Friday, June 17, 2005
Fake headstones turning heads in Blacksburg
A Virginia Tech project could help cemetery operators and average homeowners with their lawn care.
BLACKSBURG -- Mike Goatley had anticipated the questions from curious callers. After all, you can't create a graveyard overnight next to a well-traveled Blacksburg road without attracting attention.
Had Virginia Tech opened a pet cemetery? Could Hokie fanatics buy a burial plot on this near-sacred land just around the corner from Lane Stadium? Or were the simple, white headstones meant as a political statement?
In truth, the only thing planted in the soil of Goatley's Southgate Drive cemetery are grass seeds. But the Virginia Tech researcher believes the eventual findings of this eye-catching experiment into turf types could be of monumental interest to anyone who spends time tending a lawn in Southwest Virginia.
Goatley, a turf specialist with the Virginia Cooperative Extension, and his assistants are trying to figure out which grass types achieve the best look for the least amount of work. He then intends to convey his findings to cemetery owners, who devote countless hours to grounds maintenance.
"It truly is for cemeteries, although the data will apply to anyone," he said.
Goatley's graveyard at Virginia Tech's turf research farm is divided into 36 blocks, each containing three faux headstones. The 36 plots were each seeded with a different type of grass ranging from the most common store-bought varieties to lesser-known, specialized grasses that must be special ordered.
In an ideal world, grass would only need mowing once a year -- if that often -- and would stay green and weed-free all year through drought or flood.
Such a perfect grass seed is unlikely to be discovered or invented any time soon. In the meantime, Goatley said there are dramatic variations in seed commercially available today.
To prove his point, Goatley pointed out the differences between two squares in his turf grass cemetery.
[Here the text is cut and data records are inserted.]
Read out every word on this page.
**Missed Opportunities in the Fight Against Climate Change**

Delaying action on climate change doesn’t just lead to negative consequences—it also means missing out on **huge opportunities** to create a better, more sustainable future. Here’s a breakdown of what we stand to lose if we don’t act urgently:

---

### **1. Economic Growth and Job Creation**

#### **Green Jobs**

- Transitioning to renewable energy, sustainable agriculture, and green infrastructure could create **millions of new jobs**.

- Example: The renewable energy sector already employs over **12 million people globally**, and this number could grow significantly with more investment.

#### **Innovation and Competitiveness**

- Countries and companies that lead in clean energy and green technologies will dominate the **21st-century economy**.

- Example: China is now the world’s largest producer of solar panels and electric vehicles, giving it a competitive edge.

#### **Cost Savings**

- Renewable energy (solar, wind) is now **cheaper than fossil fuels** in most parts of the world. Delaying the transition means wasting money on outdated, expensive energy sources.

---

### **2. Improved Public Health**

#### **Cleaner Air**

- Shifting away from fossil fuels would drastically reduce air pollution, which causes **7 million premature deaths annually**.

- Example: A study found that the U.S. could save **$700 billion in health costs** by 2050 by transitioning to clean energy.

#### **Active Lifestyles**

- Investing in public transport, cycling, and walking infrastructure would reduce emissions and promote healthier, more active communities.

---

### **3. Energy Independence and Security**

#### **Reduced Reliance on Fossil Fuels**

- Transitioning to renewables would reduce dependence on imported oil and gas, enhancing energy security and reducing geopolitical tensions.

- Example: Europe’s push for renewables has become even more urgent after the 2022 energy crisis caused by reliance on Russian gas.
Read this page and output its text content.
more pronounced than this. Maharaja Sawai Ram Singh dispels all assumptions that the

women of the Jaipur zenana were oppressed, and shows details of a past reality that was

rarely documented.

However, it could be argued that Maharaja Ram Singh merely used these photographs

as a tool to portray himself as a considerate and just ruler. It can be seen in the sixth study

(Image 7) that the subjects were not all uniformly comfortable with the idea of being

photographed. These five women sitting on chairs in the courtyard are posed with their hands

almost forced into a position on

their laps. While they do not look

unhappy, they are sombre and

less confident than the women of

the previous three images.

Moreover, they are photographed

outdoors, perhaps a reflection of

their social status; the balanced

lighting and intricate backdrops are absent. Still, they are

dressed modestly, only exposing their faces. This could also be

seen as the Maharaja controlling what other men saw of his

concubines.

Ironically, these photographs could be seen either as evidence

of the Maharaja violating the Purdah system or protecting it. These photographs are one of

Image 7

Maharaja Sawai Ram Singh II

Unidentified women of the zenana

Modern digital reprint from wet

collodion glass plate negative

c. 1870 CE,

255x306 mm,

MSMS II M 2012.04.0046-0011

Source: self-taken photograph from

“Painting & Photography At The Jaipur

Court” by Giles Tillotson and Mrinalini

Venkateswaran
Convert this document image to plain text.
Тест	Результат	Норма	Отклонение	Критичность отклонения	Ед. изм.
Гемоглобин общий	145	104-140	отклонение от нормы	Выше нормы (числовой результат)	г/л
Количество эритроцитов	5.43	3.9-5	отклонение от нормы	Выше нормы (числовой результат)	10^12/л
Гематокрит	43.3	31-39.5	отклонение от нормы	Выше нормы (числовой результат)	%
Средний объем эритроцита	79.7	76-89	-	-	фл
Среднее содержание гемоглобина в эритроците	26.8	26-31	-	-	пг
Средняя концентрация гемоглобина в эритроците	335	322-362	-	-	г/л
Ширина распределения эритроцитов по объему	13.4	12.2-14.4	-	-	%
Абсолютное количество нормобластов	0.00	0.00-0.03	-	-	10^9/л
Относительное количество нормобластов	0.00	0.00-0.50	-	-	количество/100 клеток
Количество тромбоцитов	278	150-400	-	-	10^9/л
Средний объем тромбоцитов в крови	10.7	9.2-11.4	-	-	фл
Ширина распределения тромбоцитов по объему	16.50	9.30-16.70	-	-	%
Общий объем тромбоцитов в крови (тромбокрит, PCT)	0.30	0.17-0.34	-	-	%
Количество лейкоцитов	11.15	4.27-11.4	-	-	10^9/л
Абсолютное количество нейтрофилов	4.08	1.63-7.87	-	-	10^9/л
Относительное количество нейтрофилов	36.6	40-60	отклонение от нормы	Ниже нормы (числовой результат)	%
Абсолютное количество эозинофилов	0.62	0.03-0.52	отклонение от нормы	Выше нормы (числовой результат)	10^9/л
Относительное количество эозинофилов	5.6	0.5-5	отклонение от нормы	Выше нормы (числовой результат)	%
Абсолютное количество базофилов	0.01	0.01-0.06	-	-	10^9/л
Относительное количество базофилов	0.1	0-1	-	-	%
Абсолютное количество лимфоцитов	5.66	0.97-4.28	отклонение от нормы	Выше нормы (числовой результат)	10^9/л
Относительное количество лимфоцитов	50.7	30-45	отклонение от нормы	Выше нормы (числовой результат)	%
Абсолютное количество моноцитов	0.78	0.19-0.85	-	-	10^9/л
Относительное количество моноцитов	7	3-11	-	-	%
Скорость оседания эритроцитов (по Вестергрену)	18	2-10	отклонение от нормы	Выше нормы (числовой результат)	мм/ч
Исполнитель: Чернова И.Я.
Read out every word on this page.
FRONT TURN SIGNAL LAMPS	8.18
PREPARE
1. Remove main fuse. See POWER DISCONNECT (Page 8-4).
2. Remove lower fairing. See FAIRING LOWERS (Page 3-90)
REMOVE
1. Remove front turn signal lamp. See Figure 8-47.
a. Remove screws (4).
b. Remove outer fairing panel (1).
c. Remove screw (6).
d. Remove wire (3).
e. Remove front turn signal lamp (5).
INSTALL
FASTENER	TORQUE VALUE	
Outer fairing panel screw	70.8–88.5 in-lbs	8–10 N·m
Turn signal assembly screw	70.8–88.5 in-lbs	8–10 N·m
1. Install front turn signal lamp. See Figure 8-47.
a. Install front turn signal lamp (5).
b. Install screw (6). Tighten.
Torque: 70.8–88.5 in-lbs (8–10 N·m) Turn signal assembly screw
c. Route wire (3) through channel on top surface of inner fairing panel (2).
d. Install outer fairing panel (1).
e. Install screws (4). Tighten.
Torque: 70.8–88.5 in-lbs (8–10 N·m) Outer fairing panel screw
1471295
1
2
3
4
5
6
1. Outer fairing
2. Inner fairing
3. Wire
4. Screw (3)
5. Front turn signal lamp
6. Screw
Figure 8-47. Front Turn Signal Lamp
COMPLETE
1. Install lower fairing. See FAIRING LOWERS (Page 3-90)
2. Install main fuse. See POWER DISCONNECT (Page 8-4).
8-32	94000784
One yellowish-green square contained a tall fescue known as "Kentucky 31," which is among the most common types of seed available at many home improvement stores and big-box retailers.
Kentucky 31 is inexpensive and relatively hardy, which would explain why it can be found in countless yards throughout the region. But it requires frequent, even weekly cutting.
The plot above featured a hard fescue grass known as Reliant II, which has a deep-green shade and a softer look but takes considerably more time and money to buy and sow. Goatley said this plot has only been mowed once in months.
"If you will make the commitment up front ... over the long term, the maintenance costs are going to be reduced," Goatley said.
Some plots were thick with grass, while others barely had any grass showing. Goatley said while some of the slower-germinating grasses may look bad now, he expects several of them to be among the best performers over the long term.
But why the headstones?
Goatley explained that the wooden markers actually serve several purposes.
To test each grass variety's resistance to weeds, each plot was divided into three stripes. Goatley and Shawn Askew, a turf weed science specialist at Tech, are treating one stripe with herbicide before seeding, treating a second stripe before and after seeding and leaving the last stripe untreated.
The headstones help delineate the different treatment areas. Goatley's research team also painted lines two inches from the headstones' base to determine when the grass needs mowing.
Lastly, they're a good way to get the public interested in the research. Goatley set up a similar fake cemetery at Mississippi State University, his former employer, and got plenty of attention.
"It's visible, but being visible also has its drawbacks," Goatley said. "As the [Halloween] season approaches, people think, 'I'd like to have that for my yard.' "
Moments later, the tactic proved its merit when Blacksburg retiree and Tech alumnus Bob "Dutch" van Luyn pulled his SUV into the turf farm to find out what in the world was happening.
Goatley, van Luyn and Askew laughed as they discussed ideas to dress up the cemetery: Painting the names of Tech's ACC rivals on the headstones, or even the names of the other team's all-stars. Sell plots to alumni.
Goatley, who is conducting the research on his own without grants, has already contacted the Virginia Cemetery Association, whose members are cemetery owners and operators. Ann Marie Samuel, president of the association, said she is excited to hear the results.
Some graveyards are so large that, by the time you finish mowing, "you're back to the beginning again," Samuel said. Finding out which grasses grow best in each region of the state and under different light and moisture conditions could greatly benefit cemetery caretakers, she said.
Samuel hopes Goatley's research will identify a grass that grows well in shade. Williamsburg Memorial Park where Samuel works has a problem with large oak trees that cast long shadows on the ground.
"The family wants to see grass," Samuel said. "They don't want to see clover. They don't want to see anything else. They want to see grass."